Apple, a company famed for resisting cooperating with law enforcement and law enforcement wherever possible, regardless of how heinous the crime, is looking to combat child abuse through the use of machine learning software that will actively scan content in iCloud, Siri, and iMessage. At launch, the feature will be opt-in and will not only detect and block any material it determines contain nudity, but it will also alert parents which child has done so.
While this opt-in system seems fairly benign, Apple is also going further by integrating iPhones, iPads, and Macs that will check any images uploaded to the iCloud against a library of known child pornographic materials maintained by the National Center for Missing and Exploited Children (NCMEC). NCMEC and US law enforcement will be alerted of any images detected in this manner, automatically.
Apple has attempted to combat the backlash by stating that any images not flagged will not be visible to Apple, however privacy advocates have argued that Apple should not be searching people’s images in the first place. While this is not a particularly novel concept, as other cloud hosts scan files for dangerous code or illegal content when uploaded, Apple will be the first to continuously scan an individual’s devices and storage.
Apple’s system converts all images to hashes, which are then compared to known hashes maintained by NCMEC, a system that they argue is virtually foolproof, as the hashes are unique to each photo and should be detectable even for an image that has been recolored or cropped.
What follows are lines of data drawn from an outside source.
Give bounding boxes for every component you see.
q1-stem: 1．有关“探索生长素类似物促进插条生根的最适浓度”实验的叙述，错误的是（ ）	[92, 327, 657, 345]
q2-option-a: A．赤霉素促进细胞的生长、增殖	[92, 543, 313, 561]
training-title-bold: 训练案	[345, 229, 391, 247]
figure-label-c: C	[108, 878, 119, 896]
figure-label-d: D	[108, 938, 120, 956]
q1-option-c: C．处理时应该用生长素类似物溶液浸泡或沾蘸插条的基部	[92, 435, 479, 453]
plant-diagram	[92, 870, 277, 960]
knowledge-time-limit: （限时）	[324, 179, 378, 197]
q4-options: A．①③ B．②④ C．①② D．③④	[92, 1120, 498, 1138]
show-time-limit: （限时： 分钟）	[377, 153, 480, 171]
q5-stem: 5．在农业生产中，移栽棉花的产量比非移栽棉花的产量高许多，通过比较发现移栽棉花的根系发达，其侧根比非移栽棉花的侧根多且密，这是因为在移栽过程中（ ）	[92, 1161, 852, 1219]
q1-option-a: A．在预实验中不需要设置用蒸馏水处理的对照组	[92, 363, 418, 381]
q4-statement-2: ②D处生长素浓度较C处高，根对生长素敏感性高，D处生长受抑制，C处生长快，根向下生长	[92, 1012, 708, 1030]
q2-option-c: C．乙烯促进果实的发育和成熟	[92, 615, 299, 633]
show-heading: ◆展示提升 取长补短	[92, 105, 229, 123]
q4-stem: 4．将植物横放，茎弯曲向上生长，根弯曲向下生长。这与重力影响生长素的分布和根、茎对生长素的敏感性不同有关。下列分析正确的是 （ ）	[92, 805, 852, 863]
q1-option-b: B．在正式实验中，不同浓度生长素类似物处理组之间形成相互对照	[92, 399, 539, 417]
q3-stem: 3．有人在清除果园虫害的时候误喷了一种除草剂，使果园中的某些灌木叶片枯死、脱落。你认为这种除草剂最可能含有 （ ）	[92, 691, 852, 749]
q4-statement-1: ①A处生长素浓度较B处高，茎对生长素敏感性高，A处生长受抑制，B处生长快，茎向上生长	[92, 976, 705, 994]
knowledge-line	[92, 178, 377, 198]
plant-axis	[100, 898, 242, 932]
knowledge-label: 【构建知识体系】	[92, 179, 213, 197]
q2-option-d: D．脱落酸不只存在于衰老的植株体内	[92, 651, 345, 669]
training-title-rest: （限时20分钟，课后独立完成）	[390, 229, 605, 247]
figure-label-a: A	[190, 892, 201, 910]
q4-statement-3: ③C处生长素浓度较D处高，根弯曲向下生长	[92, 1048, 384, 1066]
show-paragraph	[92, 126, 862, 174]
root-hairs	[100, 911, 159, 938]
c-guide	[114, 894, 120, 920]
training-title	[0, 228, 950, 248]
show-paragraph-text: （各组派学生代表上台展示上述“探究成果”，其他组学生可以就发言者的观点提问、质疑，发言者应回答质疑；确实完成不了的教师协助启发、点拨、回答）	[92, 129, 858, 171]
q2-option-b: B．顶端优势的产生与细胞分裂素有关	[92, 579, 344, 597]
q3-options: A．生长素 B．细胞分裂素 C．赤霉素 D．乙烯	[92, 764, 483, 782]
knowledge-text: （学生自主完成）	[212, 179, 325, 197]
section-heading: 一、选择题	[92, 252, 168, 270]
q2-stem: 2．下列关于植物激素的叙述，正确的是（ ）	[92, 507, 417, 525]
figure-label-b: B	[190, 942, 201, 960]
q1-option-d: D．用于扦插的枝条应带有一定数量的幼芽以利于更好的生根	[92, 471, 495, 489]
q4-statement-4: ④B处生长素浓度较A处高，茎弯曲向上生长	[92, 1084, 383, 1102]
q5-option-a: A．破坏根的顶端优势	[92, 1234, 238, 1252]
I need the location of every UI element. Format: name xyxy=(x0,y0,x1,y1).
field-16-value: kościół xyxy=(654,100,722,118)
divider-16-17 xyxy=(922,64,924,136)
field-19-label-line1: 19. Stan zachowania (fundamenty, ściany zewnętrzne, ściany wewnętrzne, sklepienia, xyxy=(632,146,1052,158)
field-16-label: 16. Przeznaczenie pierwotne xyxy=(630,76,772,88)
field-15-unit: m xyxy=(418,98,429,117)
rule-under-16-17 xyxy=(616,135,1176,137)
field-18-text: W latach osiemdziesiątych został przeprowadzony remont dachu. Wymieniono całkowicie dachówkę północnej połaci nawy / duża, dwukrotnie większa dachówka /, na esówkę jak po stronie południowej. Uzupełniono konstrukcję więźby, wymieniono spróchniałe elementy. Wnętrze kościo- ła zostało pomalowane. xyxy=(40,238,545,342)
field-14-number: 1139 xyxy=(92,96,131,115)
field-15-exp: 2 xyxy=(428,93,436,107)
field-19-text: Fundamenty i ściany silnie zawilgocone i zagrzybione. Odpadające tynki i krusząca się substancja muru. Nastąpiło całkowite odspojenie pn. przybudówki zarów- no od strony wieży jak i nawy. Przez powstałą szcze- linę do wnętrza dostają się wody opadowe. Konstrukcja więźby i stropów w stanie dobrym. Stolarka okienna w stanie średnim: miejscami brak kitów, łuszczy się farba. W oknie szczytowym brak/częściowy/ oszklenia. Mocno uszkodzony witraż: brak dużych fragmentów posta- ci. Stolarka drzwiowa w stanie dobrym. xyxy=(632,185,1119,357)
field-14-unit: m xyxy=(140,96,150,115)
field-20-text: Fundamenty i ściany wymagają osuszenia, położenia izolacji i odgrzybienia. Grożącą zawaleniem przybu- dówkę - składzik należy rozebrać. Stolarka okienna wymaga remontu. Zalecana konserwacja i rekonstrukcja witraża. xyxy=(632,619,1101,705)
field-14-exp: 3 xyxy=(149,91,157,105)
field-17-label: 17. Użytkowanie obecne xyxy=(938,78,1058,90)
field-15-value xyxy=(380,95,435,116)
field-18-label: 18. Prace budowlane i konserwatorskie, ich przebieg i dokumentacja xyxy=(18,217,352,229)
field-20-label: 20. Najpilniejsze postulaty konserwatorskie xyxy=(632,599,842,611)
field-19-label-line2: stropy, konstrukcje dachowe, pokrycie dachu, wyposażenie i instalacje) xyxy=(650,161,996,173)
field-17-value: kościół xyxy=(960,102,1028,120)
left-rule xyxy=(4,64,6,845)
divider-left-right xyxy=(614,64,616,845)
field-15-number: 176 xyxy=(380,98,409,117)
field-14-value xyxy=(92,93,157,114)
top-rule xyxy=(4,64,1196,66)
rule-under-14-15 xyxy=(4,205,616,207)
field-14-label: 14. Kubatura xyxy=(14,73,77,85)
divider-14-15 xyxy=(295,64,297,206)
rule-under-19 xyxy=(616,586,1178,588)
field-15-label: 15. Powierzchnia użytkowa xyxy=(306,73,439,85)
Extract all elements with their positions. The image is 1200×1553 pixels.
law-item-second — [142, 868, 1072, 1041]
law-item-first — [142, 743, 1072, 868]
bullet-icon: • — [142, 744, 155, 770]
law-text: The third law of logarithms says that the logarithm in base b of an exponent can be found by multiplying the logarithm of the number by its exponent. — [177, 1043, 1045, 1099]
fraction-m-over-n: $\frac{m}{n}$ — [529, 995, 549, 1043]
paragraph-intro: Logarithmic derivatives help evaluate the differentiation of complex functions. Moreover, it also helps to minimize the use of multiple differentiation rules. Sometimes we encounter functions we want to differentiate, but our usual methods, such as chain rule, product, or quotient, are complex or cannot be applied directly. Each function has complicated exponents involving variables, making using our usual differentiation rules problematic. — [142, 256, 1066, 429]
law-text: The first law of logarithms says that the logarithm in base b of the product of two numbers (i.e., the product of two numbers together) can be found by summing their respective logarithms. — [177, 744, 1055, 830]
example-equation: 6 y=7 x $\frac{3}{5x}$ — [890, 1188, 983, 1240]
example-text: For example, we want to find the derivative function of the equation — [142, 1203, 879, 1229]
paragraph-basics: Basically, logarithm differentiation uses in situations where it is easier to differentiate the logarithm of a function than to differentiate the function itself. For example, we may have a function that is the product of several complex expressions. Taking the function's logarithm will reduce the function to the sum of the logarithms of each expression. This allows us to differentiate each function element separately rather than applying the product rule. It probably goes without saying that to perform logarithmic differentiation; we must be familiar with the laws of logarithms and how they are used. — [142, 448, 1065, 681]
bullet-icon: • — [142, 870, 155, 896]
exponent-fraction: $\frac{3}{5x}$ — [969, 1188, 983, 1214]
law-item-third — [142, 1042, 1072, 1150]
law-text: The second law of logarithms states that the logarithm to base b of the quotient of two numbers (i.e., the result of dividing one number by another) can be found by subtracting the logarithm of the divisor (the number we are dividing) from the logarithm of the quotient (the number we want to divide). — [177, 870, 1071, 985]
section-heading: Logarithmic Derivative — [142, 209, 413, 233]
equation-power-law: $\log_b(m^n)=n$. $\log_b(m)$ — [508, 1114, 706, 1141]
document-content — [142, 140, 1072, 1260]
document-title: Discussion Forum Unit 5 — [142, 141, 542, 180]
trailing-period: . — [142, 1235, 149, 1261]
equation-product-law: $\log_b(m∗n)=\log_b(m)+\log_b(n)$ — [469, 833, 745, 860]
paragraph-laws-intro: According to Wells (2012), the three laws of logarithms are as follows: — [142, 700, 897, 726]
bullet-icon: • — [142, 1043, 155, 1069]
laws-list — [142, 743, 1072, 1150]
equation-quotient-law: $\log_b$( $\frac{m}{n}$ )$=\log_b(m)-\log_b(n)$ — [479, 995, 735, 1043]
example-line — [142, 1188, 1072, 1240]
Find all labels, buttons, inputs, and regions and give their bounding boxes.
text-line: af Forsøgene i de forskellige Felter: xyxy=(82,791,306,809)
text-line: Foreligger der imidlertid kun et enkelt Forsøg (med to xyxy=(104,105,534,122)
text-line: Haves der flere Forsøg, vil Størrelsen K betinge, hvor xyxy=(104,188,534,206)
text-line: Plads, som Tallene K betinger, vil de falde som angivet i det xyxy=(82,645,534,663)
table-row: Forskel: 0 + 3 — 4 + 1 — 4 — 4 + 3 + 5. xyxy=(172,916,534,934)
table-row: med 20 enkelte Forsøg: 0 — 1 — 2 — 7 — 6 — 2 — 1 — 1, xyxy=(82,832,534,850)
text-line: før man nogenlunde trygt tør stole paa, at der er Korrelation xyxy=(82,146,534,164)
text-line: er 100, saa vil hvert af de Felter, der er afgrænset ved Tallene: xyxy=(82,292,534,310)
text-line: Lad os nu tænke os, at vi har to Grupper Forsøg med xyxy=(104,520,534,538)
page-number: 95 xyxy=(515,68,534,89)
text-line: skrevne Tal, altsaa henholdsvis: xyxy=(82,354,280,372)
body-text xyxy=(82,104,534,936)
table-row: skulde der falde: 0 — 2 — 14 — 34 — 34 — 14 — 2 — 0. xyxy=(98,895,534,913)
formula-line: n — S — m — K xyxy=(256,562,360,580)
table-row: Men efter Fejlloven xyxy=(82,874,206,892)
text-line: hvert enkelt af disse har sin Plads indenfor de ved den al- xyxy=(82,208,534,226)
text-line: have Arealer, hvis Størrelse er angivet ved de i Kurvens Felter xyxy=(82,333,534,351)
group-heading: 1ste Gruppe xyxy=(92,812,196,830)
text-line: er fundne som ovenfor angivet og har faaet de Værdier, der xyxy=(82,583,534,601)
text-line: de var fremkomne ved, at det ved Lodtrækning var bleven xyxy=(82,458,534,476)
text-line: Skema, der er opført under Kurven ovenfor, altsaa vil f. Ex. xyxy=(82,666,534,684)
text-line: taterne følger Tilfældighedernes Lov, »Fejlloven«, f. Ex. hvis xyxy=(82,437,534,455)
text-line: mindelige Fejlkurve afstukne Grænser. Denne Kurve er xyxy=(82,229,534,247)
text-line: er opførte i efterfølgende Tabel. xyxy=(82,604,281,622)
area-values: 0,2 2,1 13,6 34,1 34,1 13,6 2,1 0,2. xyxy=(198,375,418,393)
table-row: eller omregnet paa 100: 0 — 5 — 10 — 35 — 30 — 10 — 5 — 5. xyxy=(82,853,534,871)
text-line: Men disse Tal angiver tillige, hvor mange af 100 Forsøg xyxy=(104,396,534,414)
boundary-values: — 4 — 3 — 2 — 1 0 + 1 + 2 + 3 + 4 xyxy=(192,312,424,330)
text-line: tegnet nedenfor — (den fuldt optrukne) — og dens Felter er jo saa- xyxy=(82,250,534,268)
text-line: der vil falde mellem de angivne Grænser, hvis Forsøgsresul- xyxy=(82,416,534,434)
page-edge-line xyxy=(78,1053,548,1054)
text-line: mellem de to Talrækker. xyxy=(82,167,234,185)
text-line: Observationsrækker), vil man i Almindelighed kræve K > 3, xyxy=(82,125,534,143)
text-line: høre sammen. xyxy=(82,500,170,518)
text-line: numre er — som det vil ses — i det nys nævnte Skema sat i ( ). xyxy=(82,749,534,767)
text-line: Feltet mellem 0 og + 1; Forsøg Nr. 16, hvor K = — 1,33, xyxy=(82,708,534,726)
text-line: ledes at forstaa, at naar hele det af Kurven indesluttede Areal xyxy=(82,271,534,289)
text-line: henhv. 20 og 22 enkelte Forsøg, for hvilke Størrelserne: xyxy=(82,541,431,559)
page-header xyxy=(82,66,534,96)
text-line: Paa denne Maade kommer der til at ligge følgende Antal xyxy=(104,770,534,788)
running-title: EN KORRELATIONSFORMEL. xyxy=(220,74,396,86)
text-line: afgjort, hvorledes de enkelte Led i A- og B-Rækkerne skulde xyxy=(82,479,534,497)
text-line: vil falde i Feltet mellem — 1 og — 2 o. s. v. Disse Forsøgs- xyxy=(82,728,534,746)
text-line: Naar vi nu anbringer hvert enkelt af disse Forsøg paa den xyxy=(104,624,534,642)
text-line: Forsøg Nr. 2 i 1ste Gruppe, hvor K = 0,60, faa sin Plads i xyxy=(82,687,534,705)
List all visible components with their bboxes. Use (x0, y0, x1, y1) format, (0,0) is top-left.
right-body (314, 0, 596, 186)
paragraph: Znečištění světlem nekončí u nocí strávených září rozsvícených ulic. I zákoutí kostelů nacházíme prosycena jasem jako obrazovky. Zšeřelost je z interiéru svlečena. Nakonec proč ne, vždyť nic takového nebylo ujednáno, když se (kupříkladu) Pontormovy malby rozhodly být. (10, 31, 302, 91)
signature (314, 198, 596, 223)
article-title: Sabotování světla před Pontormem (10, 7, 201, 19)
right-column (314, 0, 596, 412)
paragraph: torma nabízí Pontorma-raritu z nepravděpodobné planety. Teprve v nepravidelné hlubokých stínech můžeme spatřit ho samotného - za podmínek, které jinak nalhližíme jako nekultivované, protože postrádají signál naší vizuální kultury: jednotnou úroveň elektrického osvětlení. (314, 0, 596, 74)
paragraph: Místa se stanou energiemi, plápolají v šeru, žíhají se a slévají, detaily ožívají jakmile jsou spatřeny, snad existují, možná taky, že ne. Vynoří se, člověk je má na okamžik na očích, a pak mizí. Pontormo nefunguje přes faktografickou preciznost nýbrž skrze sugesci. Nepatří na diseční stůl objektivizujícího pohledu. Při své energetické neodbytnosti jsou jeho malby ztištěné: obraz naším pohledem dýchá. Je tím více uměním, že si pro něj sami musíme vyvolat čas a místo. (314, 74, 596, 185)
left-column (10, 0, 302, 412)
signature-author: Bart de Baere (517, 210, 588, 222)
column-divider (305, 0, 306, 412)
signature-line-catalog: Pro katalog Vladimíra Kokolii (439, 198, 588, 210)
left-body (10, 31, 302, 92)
This is where the machine learning comes in, as the hope is that it will be able to determine when a base hash (an original image held by NCMEC) has been altered, thus allowing it to detect images that have been altered. Hypothetically, this may allow an image that has been converted from a digital file to a physical one and then reuploaded to be detected, as the conversion process should produce the same hash. However, this entire process relies on the machine learning algorithm being able to accurately determine what it is looking at. Further, a database of all image hashes is stored both on the user’s device and the cloud and is also encrypted and filled with nonsense data to stop users from interfering with the system.
What makes this proposed process so curious is Apple’s argument that by scanning both the cloud and on-device images they are somehow preserving the privacy of the individual, as opposed to just scanning the cloud images (which they argue would be invasive). This approach raises the question though – if Apple is capable of running an image on a device that is also loaded to iCloud, what’s to stop them from scanning all the images on a device, including the ones which are not uploaded to iCloud?